Supervising the realization of a structure or a solution

An architect supervises the realization of the structure or solution using a detailed design of the total concept consisting of 50 to 100 concepts. Always the architect creates a design sketch of the total concept, a blueprint, a roadmap, and an Artist Impression of the architecture and the structure so various stakeholders have more insights and an overview of what the architecture is and what the structure will look like. And they use visualization to make or support their decisions. Every concept of the total concept implements one or more functions of the structure to fulfill the requirements the stakeholders have concerning performance and quality.

During the realization of a structure or usage/application of an architecture, the architect makes decisions about designs and the realization or implementation. All the decisions and changes to these designs are put in a formal document called the Architecture Realization Document. If these designs need to be changed, they will be changed and the change will need to be approved by the owner/client and the stakeholders again.


Architects make use of plateaus, situations, and periods. In Dragon1 we have defined WAS, AS-IS, PLATEAU 1, PLATEAU X, TO-BE, and ENVISION as predefined names of plateaus. TO-BE often is 3 years ahead and ENVISION is 5 to 10 years.

Suppose you want to draw a PLATEAU 1 architecture diagram. You want to show what entities used to be there and what entities will be there. In Dragon1 you can make that distinction with line styles: solid line style means an entity currently is there, and dashed line style means an entity will be there in the present. A dotted line style means an entity was there, but now is not anymore.

Naming conventions

In Dragon1 we use the following naming convention for entities: [type].[class].[instance]. For example, the sales business process of an organization would be: business.process.sales. A monolithic application architecture would be: application.architecture.monolithic

On Dragon1, you can switch to shorthand notation (only the instance name will be shown in diagrams). The shapes fill in the type and class for you.

Maintenance, support and renewal

After a structure or solution has been built or realized and put to use, the work of the architect is not over. Every year when the structure or solution is used, it needs to be maintained and serviced. Now for that continuously things need to be repaired and replaced. Sometimes it is necessary that you as an architect are consulted or informed about what products or materials to use for the maintenance or servicing.

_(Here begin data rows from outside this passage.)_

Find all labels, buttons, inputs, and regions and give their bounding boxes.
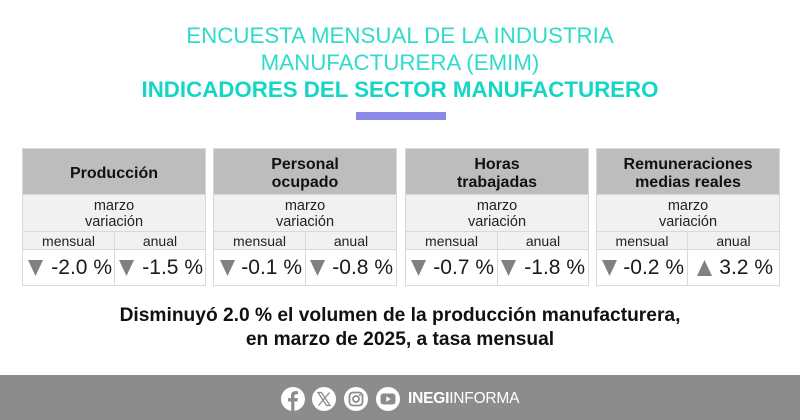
column label: anual: [688, 232, 779, 249]
column label: mensual: [406, 232, 497, 249]
period label: variación: [85, 214, 143, 230]
column label: mensual: mensual: [233, 233, 286, 249]
value: anual: -1.5 %: [142, 256, 203, 279]
accent bar: [356, 112, 446, 120]
value: anual: [306, 250, 396, 285]
value: mensual: [23, 250, 114, 285]
icon: instagram: [344, 387, 368, 411]
column label: anual: [115, 232, 205, 249]
panel heading: [23, 149, 205, 194]
title line 1: ENCUESTA MENSUAL DE LA INDUSTRIA: [186, 23, 614, 48]
panel heading: [406, 149, 588, 194]
summary text: Disminuyó 2.0 % el volumen de la producción manufacturera,: [120, 305, 680, 326]
period label: variación: [468, 214, 526, 230]
period label: [23, 195, 205, 231]
title line 3: INDICADORES DEL SECTOR MANUFACTURERO: [142, 77, 658, 102]
summary text: [120, 305, 680, 350]
value: mensual: [214, 250, 305, 285]
column label: mensual: [597, 232, 687, 249]
footer bar: [0, 375, 800, 420]
panel heading: [214, 149, 396, 194]
icon: X: [312, 387, 336, 411]
value: mensual: -0.2 %: [623, 256, 684, 279]
period label: [214, 195, 396, 231]
value: anual: [115, 250, 205, 285]
period label: variación: [276, 214, 334, 230]
column label: anual: anual: [143, 233, 177, 249]
panel heading: Horas: [474, 156, 520, 172]
panel heading: ocupado: [272, 174, 338, 190]
column label: anual: [498, 232, 588, 249]
icon: youtube: [376, 387, 400, 411]
column label: mensual: mensual: [616, 233, 668, 249]
period label: [406, 195, 588, 231]
column label: mensual: mensual: [425, 233, 478, 249]
column label: mensual: [214, 232, 305, 249]
value: anual: 3.2 %: [719, 256, 773, 279]
value: mensual: [597, 250, 687, 285]
period label: marzo: [94, 198, 134, 214]
value: anual: [688, 250, 779, 285]
period label: marzo: [668, 198, 708, 214]
panel: Producción: [22, 148, 206, 286]
icon: facebook: [281, 387, 305, 411]
column label: anual: [306, 232, 396, 249]
value: anual: -1.8 %: [524, 256, 585, 279]
panel heading: Personal: [271, 156, 339, 172]
panel heading: trabajadas: [457, 174, 537, 190]
panel: Horas trabajadas: [405, 148, 589, 286]
value: mensual: -0.1 %: [241, 256, 302, 279]
column label: mensual: mensual: [42, 233, 95, 249]
title line 2: MANUFACTURERA (EMIM): [261, 50, 539, 75]
title: [142, 23, 658, 102]
panel: Personal ocupado: [213, 148, 397, 286]
column label: anual: anual: [716, 233, 751, 249]
column label: mensual: [23, 232, 114, 249]
column label: anual: anual: [334, 233, 368, 249]
panel heading: Remuneraciones: [624, 156, 752, 172]
summary text: en marzo de 2025, a tasa mensual: [246, 329, 554, 350]
value: anual: -0.8 %: [332, 256, 393, 279]
value: anual: [498, 250, 588, 285]
value: mensual: -0.7 %: [433, 256, 494, 279]
panel heading: [597, 149, 779, 194]
panel: Remuneraciones medias reales: [596, 148, 780, 286]
brand label: INEGIINFORMA: [408, 390, 519, 407]
column label: anual: anual: [526, 233, 560, 249]
value: mensual: [406, 250, 497, 285]
period label: variación: [659, 214, 717, 230]
panel heading: Producción: [70, 164, 158, 182]
panel heading: medias reales: [635, 174, 741, 190]
period label: marzo: [285, 198, 325, 214]
period label: marzo: [477, 198, 517, 214]
period label: [597, 195, 779, 231]
value: mensual: -2.0 %: [51, 256, 112, 279]
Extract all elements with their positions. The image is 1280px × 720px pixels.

Now in time needs and objectives will change and thus the requirements for the structure or solution. Here you as an architect can advise or redesign extensions, renewals, and changes to the original structure but maintain its original architecture, concepts, and principles.

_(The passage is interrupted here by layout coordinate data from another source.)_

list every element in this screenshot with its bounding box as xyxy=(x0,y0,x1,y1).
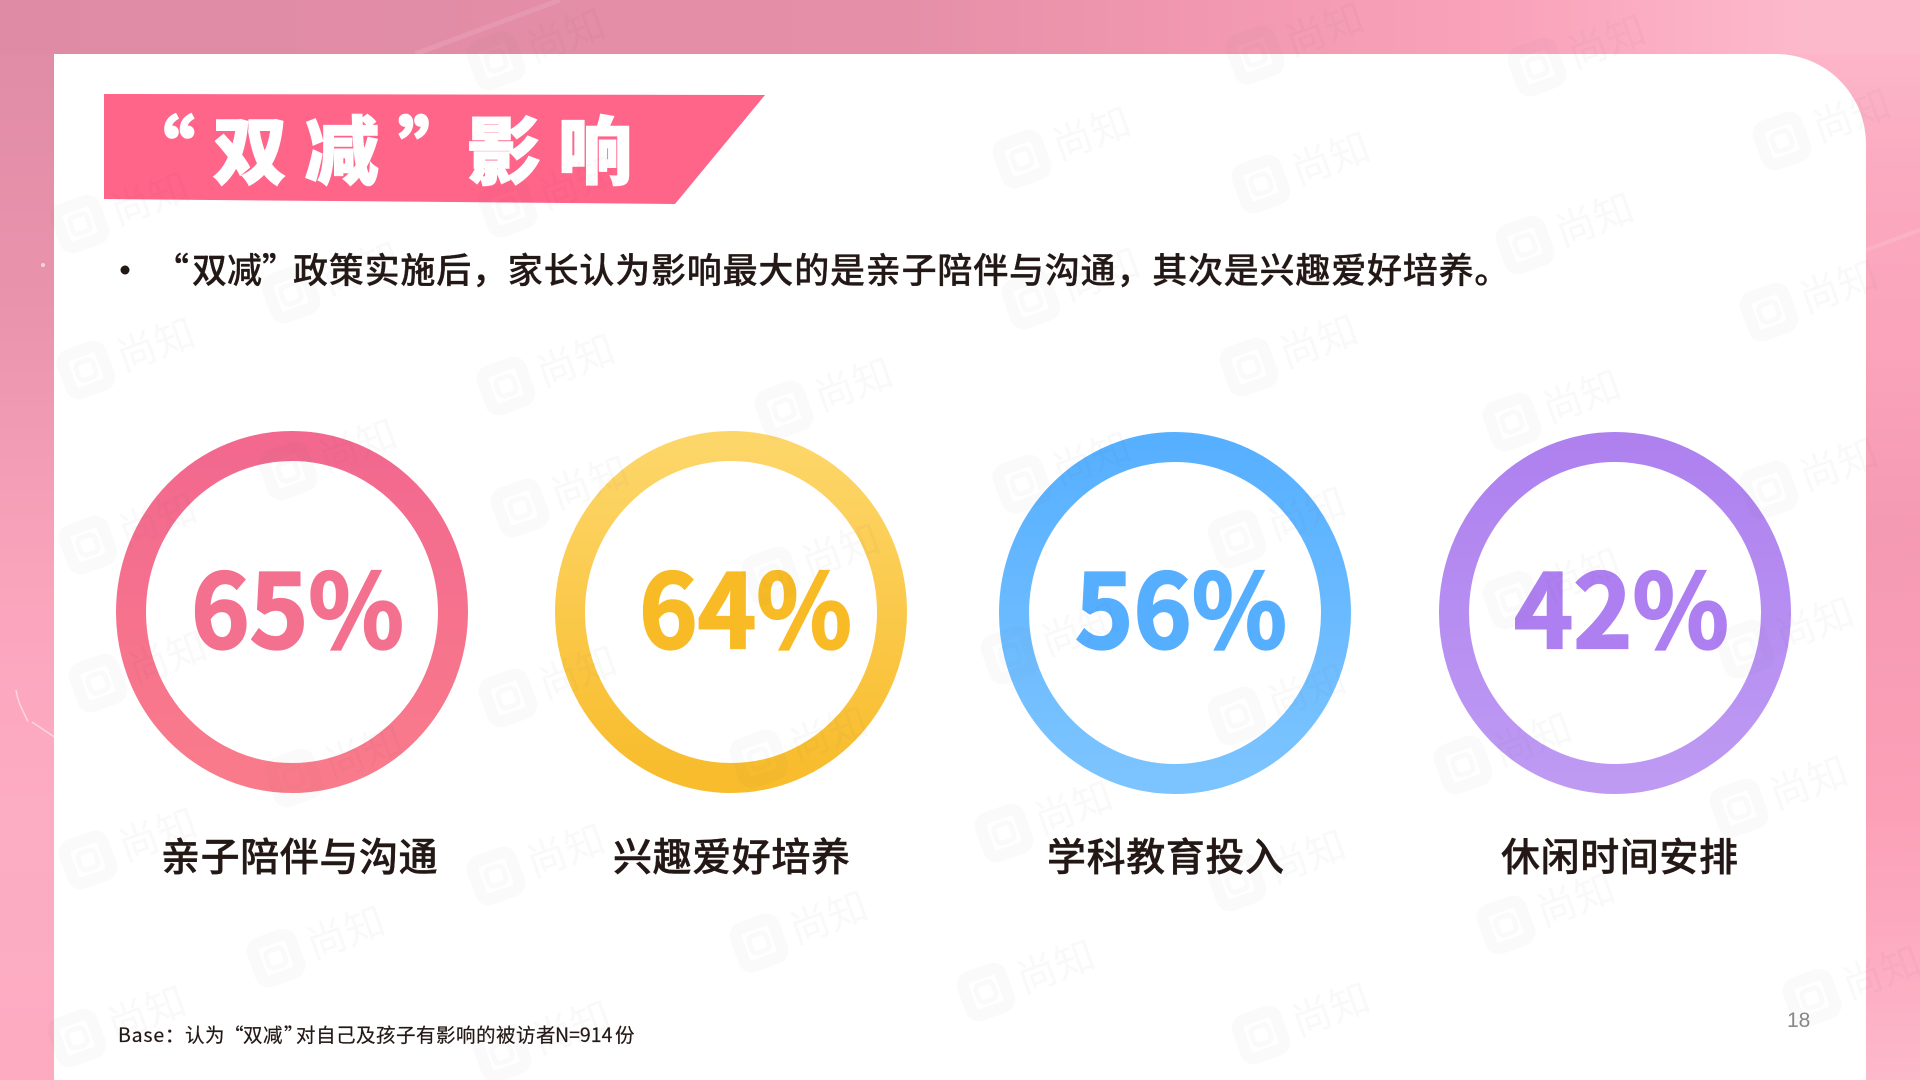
ring 64 xyxy=(570,446,892,778)
bullet summary: “双减” xyxy=(154,243,297,294)
metric: 42% leisure arrangement xyxy=(1454,447,1776,883)
base footnote: 认为 xyxy=(185,1019,225,1048)
metric: 65% parent-child companionship xyxy=(131,446,453,883)
metric: 64% interest cultivation xyxy=(570,446,892,883)
base footnote: 双减 xyxy=(243,1019,283,1048)
base footnote: 份 xyxy=(615,1019,635,1048)
title text: “双减”影响 xyxy=(121,93,632,200)
metric: 56% academic investment xyxy=(1014,447,1336,883)
title banner xyxy=(104,93,765,204)
ring 42 xyxy=(1454,447,1776,779)
label 兴趣爱好培养: 兴趣爱好培养 xyxy=(613,827,851,883)
base footnote: Base： xyxy=(118,1019,185,1048)
value 65%: 65% xyxy=(191,531,404,678)
label 学科教育投入: 学科教育投入 xyxy=(1047,827,1285,883)
base footnote: ” xyxy=(284,1019,304,1048)
ring 56 xyxy=(1014,447,1336,779)
value 56%: 56% xyxy=(1075,531,1287,678)
base footnote: 对自己及孩子有影响的被访者 xyxy=(296,1019,556,1048)
label 休闲时间安排: 休闲时间安排 xyxy=(1501,827,1739,883)
value 42%: 42% xyxy=(1514,531,1729,678)
bullet summary: 政策实施后，家长认为影响最大的是亲子陪伴与沟通，其次是兴趣爱好培养。 xyxy=(293,243,1510,294)
label 亲子陪伴与沟通: 亲子陪伴与沟通 xyxy=(161,827,438,883)
base footnote: N=914 xyxy=(555,1019,613,1048)
value 64%: 64% xyxy=(639,531,852,678)
base footnote: “ xyxy=(224,1019,244,1048)
page number: 18 xyxy=(1787,1009,1810,1032)
ring 65 xyxy=(131,446,453,778)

At enterprises and organizations, not every structure or solution often was built using an enterprise architecture. However, enterprises and organizations change continuously. Nowadays in organizations, one or more architects are employed and a TO-BE architecture is present, the architects play a role in advising how the design and realization should or could make use of certain concepts, principles, elements, components, rules, norms, and standards, to move towards or stay within the boundaries of the TO-BE architecture.

Strange as it may seem, this is how working with enterprise architecture often starts in an organization. The architects have the job or task to re-engineer the current architectures, with their concepts, principles, elements, and components but also the implicit requirements, design decisions, etc...

When in the past architecture was reactive and project-focused, people used to create Project Start Architecture. Today we prefer to use only Solution Architectures instead and create Solution Architecture Design Documents as formal documents.